One by one they stated their objection to that which Guaimar was obviously seeking to impose: his own regal ambitions. Again the first to baulk were the port cities, with their mixed populations, who had no intention, individually or collectively, of dipping the knee to the Prince of Salerno, however he chose to style himself, nor did they wish to pay for Norman support.
They would look to their own walled defences to maintain themselves, and hire their own mercenaries, if need be, to protect their newly gained freedoms. Had one of their number not just seen off George Maniakes? It seemed pointless to seek to get them to agree that it had been the man’s ambition, not their efforts, which had sent him east.
Next came hostility from the Lombards of the inland towns and cities, where if they were not in a majority they formed the leading citizenry. Though the word ‘king’ was never mentioned, it was made plain by allusion that they had no desire to accept as sovereign a man who had stood aside from the fighting and all the losses of wealth and people that had entailed – an impostor, who had now come to claim the rewards.
William de Hauteville, the single most powerful person present, said nothing, and merely kept his own counsel, partly through a feeling of lassitude, but also from policy. Eventually, after much rancorous
debate, Guaimar called for the meeting to be adjourned until the following day, and, plainly unhappy, stormed off to the part of the castle set aside for his use.
‘They must have an overlord,’ Guaimar shouted, vehemently yet safely, given he was in the company of his sister and the man he trusted most to advise him.
‘I suggest,’ said Kasa Ephraim, in his habitually calm manner, ‘they will not have anyone who styles themselves king.’
‘Is that not what we fought for?’ the prince replied, which led the Jew to wonder if he knew the meaning of the word ‘hypocrisy’. Not that he was troubled by the notion – it was the habit of princes – but if Guaimar thought in those terms, and worse still, spoke like that, he would only alienate those he was trying to persuade. ‘Do they not realise what we all have to gain by being united?’
‘Men see things from their own standpoint, honourable one.’
‘The Normans are behind this,’ Berengara claimed. ‘None of these cockroaches would dare gainsay you if they knew the Normans would back your claim, but did we hear any of them speak?’
‘Do you see a Norman hand in this, Ephraim?’ demanded Guaimar.
‘No. I doubt they care what title you adopt. They care more about what rewards are bestowed on them.’

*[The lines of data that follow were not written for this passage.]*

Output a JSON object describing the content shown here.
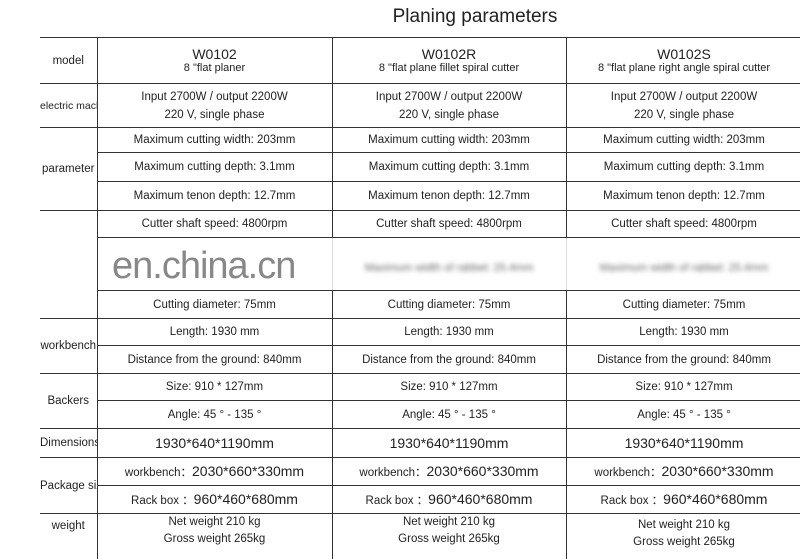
{
  "title": "Planing parameters",
  "watermark": "en.china.cn",
  "labels": {
    "model": "model",
    "electric": "electric machinery",
    "parameter": "parameter",
    "workbench": "workbench",
    "backers": "Backers",
    "dimensions": "Dimensions",
    "package": "Package size",
    "weight": "weight"
  },
  "models": [
    {
      "code": "W0102",
      "name": "8 \"flat planer"
    },
    {
      "code": "W0102R",
      "name": "8 \"flat plane fillet spiral cutter"
    },
    {
      "code": "W0102S",
      "name": "8 \"flat plane right angle spiral cutter"
    }
  ],
  "rows": {
    "power": "Input 2700W / output 2200W",
    "voltage": "220 V, single phase",
    "max_width": "Maximum cutting width: 203mm",
    "max_depth": "Maximum cutting depth: 3.1mm",
    "max_tenon": "Maximum tenon depth: 12.7mm",
    "shaft_speed": "Cutter shaft speed: 4800rpm",
    "blurred": "Maximum width of rabbet: 25.4mm",
    "cutting_diameter": "Cutting diameter: 75mm",
    "length": "Length: 1930 mm",
    "ground": "Distance from the ground: 840mm",
    "size": "Size: 910 * 127mm",
    "angle": "Angle: 45 ° - 135 °",
    "dimensions": "1930*640*1190mm",
    "pkg_workbench_label": "workbench：",
    "pkg_workbench": "2030*660*330mm",
    "pkg_rack_label": "Rack box ：",
    "pkg_rack": "960*460*680mm",
    "net_weight": "Net weight 210 kg",
    "gross_weight": "Gross weight 265kg"
  }
}
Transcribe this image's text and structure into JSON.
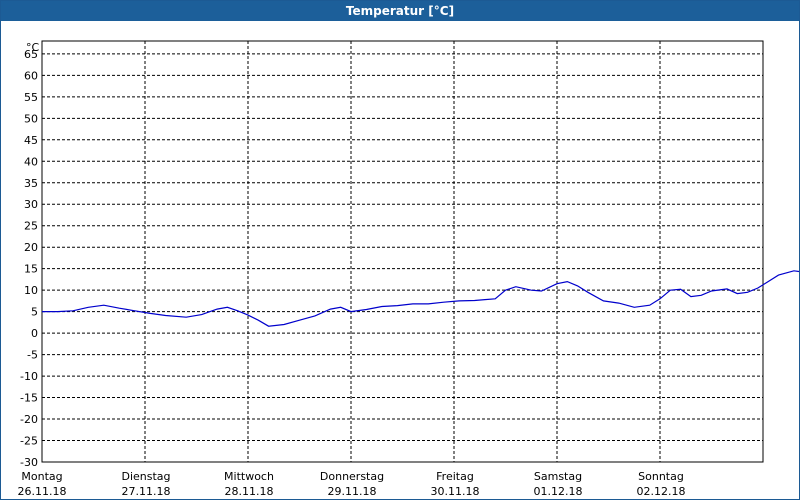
{
  "window": {
    "title": "Temperatur [°C]"
  },
  "chart_data": {
    "type": "line",
    "title": "Temperatur [°C]",
    "ylabel": "°C",
    "xlabel": "",
    "ylim": [
      -30,
      68
    ],
    "yticks": [
      65,
      60,
      55,
      50,
      45,
      40,
      35,
      30,
      25,
      20,
      15,
      10,
      5,
      0,
      -5,
      -10,
      -15,
      -20,
      -25,
      -30
    ],
    "grid": true,
    "line_color": "#0000cc",
    "grid_color": "#000000",
    "days": [
      {
        "name": "Montag",
        "date": "26.11.18"
      },
      {
        "name": "Dienstag",
        "date": "27.11.18"
      },
      {
        "name": "Mittwoch",
        "date": "28.11.18"
      },
      {
        "name": "Donnerstag",
        "date": "29.11.18"
      },
      {
        "name": "Freitag",
        "date": "30.11.18"
      },
      {
        "name": "Samstag",
        "date": "01.12.18"
      },
      {
        "name": "Sonntag",
        "date": "02.12.18"
      }
    ],
    "series": [
      {
        "values": [
          [
            0.0,
            5.0
          ],
          [
            0.15,
            5.0
          ],
          [
            0.3,
            5.2
          ],
          [
            0.45,
            6.0
          ],
          [
            0.6,
            6.5
          ],
          [
            0.75,
            5.8
          ],
          [
            0.9,
            5.2
          ],
          [
            1.05,
            4.6
          ],
          [
            1.2,
            4.1
          ],
          [
            1.4,
            3.7
          ],
          [
            1.55,
            4.3
          ],
          [
            1.7,
            5.6
          ],
          [
            1.8,
            6.0
          ],
          [
            1.9,
            5.2
          ],
          [
            2.0,
            4.2
          ],
          [
            2.1,
            3.0
          ],
          [
            2.2,
            1.6
          ],
          [
            2.35,
            2.0
          ],
          [
            2.5,
            3.0
          ],
          [
            2.65,
            4.0
          ],
          [
            2.8,
            5.6
          ],
          [
            2.9,
            6.0
          ],
          [
            3.0,
            5.0
          ],
          [
            3.15,
            5.5
          ],
          [
            3.3,
            6.2
          ],
          [
            3.45,
            6.4
          ],
          [
            3.6,
            6.8
          ],
          [
            3.75,
            6.8
          ],
          [
            3.9,
            7.2
          ],
          [
            4.05,
            7.5
          ],
          [
            4.2,
            7.6
          ],
          [
            4.3,
            7.8
          ],
          [
            4.4,
            8.0
          ],
          [
            4.5,
            10.0
          ],
          [
            4.6,
            10.8
          ],
          [
            4.75,
            10.0
          ],
          [
            4.85,
            9.8
          ],
          [
            5.0,
            11.5
          ],
          [
            5.1,
            12.0
          ],
          [
            5.2,
            11.0
          ],
          [
            5.3,
            9.5
          ],
          [
            5.45,
            7.5
          ],
          [
            5.6,
            7.0
          ],
          [
            5.75,
            6.0
          ],
          [
            5.9,
            6.5
          ],
          [
            6.0,
            8.0
          ],
          [
            6.1,
            10.0
          ],
          [
            6.2,
            10.2
          ],
          [
            6.3,
            8.5
          ],
          [
            6.4,
            8.8
          ],
          [
            6.5,
            9.8
          ],
          [
            6.65,
            10.3
          ],
          [
            6.75,
            9.2
          ],
          [
            6.85,
            9.5
          ],
          [
            6.95,
            10.5
          ],
          [
            7.05,
            12.0
          ],
          [
            7.15,
            13.5
          ],
          [
            7.3,
            14.5
          ],
          [
            7.45,
            14.0
          ],
          [
            7.6,
            13.7
          ],
          [
            7.7,
            13.8
          ],
          [
            7.8,
            13.3
          ]
        ]
      }
    ]
  }
}
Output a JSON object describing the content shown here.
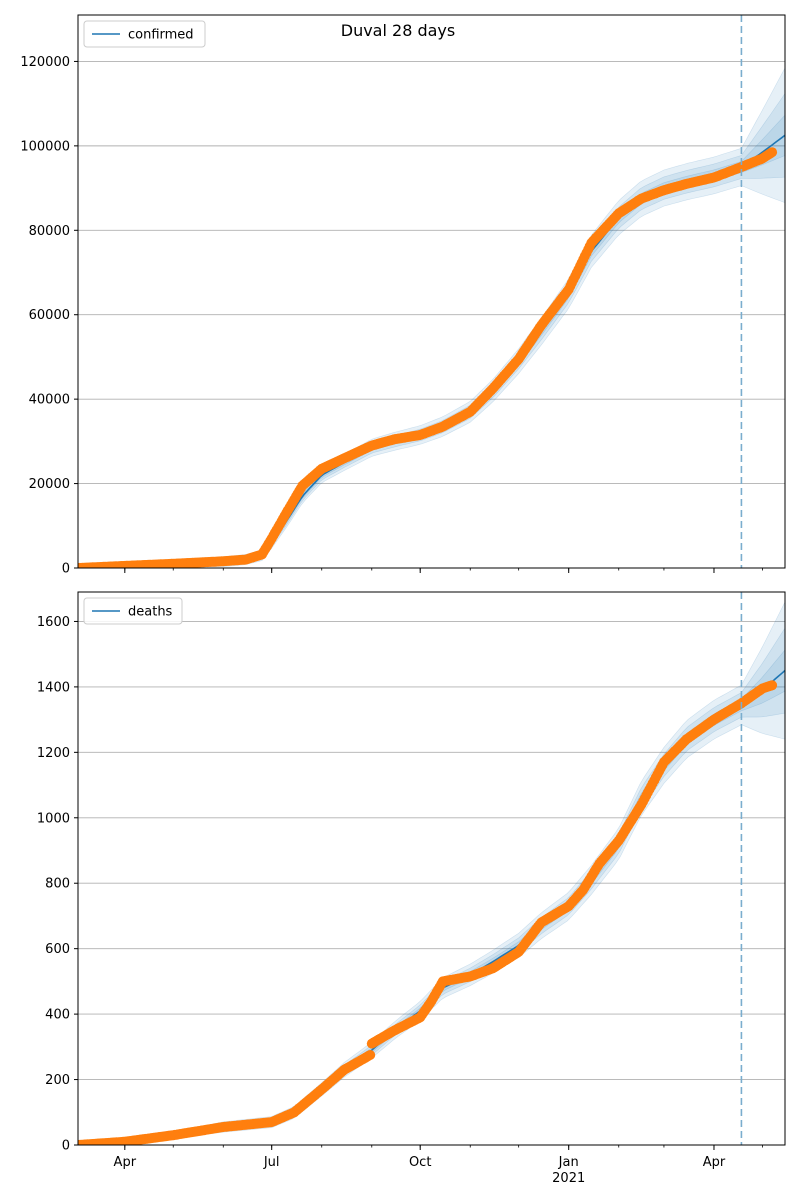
{
  "figure": {
    "title": "Duval 28 days"
  },
  "colors": {
    "model_line": "#1f77b4",
    "observed_points": "#ff7f0e",
    "band": "#1f77b4",
    "forecast_line": "#7aadce",
    "grid": "#b0b0b0"
  },
  "chart_data": [
    {
      "type": "line",
      "panel": "top",
      "legend_label": "confirmed",
      "legend_placement": "upper-left",
      "grid": "horizontal",
      "x_ticks": [
        "Apr",
        "Jul",
        "Oct",
        "Jan",
        "Apr"
      ],
      "x_tick_dates": [
        "2020-04-01",
        "2020-07-01",
        "2020-10-01",
        "2021-01-01",
        "2021-04-01"
      ],
      "x_year_label": "2021",
      "x_range": [
        "2020-03-03",
        "2021-05-15"
      ],
      "forecast_start": "2021-04-18",
      "ylim": [
        0,
        131000
      ],
      "y_ticks": [
        0,
        20000,
        40000,
        60000,
        80000,
        100000,
        120000
      ],
      "series": [
        {
          "role": "model",
          "dates": [
            "2020-03-03",
            "2020-04-01",
            "2020-05-01",
            "2020-06-01",
            "2020-06-15",
            "2020-06-25",
            "2020-07-01",
            "2020-07-10",
            "2020-07-20",
            "2020-08-01",
            "2020-08-15",
            "2020-09-01",
            "2020-09-15",
            "2020-10-01",
            "2020-10-15",
            "2020-11-01",
            "2020-11-15",
            "2020-12-01",
            "2020-12-15",
            "2021-01-01",
            "2021-01-15",
            "2021-02-01",
            "2021-02-15",
            "2021-03-01",
            "2021-03-15",
            "2021-04-01",
            "2021-04-18",
            "2021-05-01",
            "2021-05-15"
          ],
          "values": [
            0,
            500,
            1000,
            1500,
            2000,
            3000,
            6000,
            11000,
            17000,
            22000,
            25000,
            28500,
            30000,
            31500,
            33500,
            37000,
            42000,
            49000,
            56000,
            65000,
            75000,
            83000,
            87500,
            90000,
            91500,
            93000,
            95000,
            98500,
            102500
          ]
        },
        {
          "role": "observed",
          "dates": [
            "2020-03-03",
            "2020-04-01",
            "2020-05-01",
            "2020-06-01",
            "2020-06-15",
            "2020-06-25",
            "2020-07-01",
            "2020-07-10",
            "2020-07-20",
            "2020-08-01",
            "2020-08-15",
            "2020-09-01",
            "2020-09-15",
            "2020-10-01",
            "2020-10-15",
            "2020-11-01",
            "2020-11-15",
            "2020-12-01",
            "2020-12-15",
            "2021-01-01",
            "2021-01-15",
            "2021-02-01",
            "2021-02-15",
            "2021-03-01",
            "2021-03-15",
            "2021-04-01",
            "2021-04-18",
            "2021-05-01",
            "2021-05-07"
          ],
          "values": [
            0,
            500,
            1000,
            1600,
            2000,
            3200,
            7000,
            13000,
            19500,
            23500,
            26000,
            29000,
            30500,
            31500,
            33500,
            37000,
            42500,
            49500,
            57500,
            66000,
            77000,
            84000,
            87500,
            89500,
            91000,
            92500,
            95000,
            97000,
            98500
          ]
        }
      ]
    },
    {
      "type": "line",
      "panel": "bottom",
      "legend_label": "deaths",
      "legend_placement": "upper-left",
      "grid": "horizontal",
      "x_ticks": [
        "Apr",
        "Jul",
        "Oct",
        "Jan",
        "Apr"
      ],
      "x_tick_dates": [
        "2020-04-01",
        "2020-07-01",
        "2020-10-01",
        "2021-01-01",
        "2021-04-01"
      ],
      "x_year_label": "2021",
      "x_range": [
        "2020-03-03",
        "2021-05-15"
      ],
      "forecast_start": "2021-04-18",
      "ylim": [
        0,
        1690
      ],
      "y_ticks": [
        0,
        200,
        400,
        600,
        800,
        1000,
        1200,
        1400,
        1600
      ],
      "series": [
        {
          "role": "model",
          "dates": [
            "2020-03-03",
            "2020-04-01",
            "2020-05-01",
            "2020-06-01",
            "2020-07-01",
            "2020-07-15",
            "2020-08-01",
            "2020-08-15",
            "2020-09-01",
            "2020-09-15",
            "2020-10-01",
            "2020-10-15",
            "2020-11-01",
            "2020-11-15",
            "2020-12-01",
            "2020-12-15",
            "2021-01-01",
            "2021-01-15",
            "2021-02-01",
            "2021-02-15",
            "2021-03-01",
            "2021-03-15",
            "2021-04-01",
            "2021-04-18",
            "2021-05-01",
            "2021-05-15"
          ],
          "values": [
            0,
            10,
            30,
            55,
            70,
            100,
            170,
            230,
            290,
            350,
            410,
            480,
            520,
            560,
            610,
            670,
            730,
            810,
            920,
            1060,
            1160,
            1240,
            1300,
            1345,
            1390,
            1450
          ]
        },
        {
          "role": "observed",
          "dates": [
            "2020-03-03",
            "2020-04-01",
            "2020-05-01",
            "2020-06-01",
            "2020-07-01",
            "2020-07-15",
            "2020-08-01",
            "2020-08-15",
            "2020-08-31",
            "2020-09-01",
            "2020-09-15",
            "2020-10-01",
            "2020-10-08",
            "2020-10-15",
            "2020-11-01",
            "2020-11-15",
            "2020-12-01",
            "2020-12-15",
            "2021-01-01",
            "2021-01-10",
            "2021-01-20",
            "2021-02-01",
            "2021-02-15",
            "2021-03-01",
            "2021-03-15",
            "2021-04-01",
            "2021-04-18",
            "2021-05-01",
            "2021-05-07"
          ],
          "values": [
            0,
            10,
            30,
            55,
            70,
            100,
            170,
            230,
            275,
            310,
            350,
            390,
            440,
            500,
            515,
            540,
            590,
            680,
            730,
            780,
            860,
            930,
            1040,
            1170,
            1240,
            1300,
            1350,
            1395,
            1405
          ]
        }
      ]
    }
  ]
}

‘Reward is all they care about,’ Berengara spat.
‘It is they who have fought, Lady Berengara, and it is their skill at arms which has brought such victories…’
‘Don’t forget the Lombards who fought as well.’
Kasa Ephraim merely nodded at her, and addressed his next words to her brother. ‘Only one question matters, honourable one: can Lombards, by themselves, hold Apulia if Byzantium sends a new catapan with an army at his heels to retake it? There is no certainty the Italians will fight to preserve a Lombard state. Who then will ensure security?’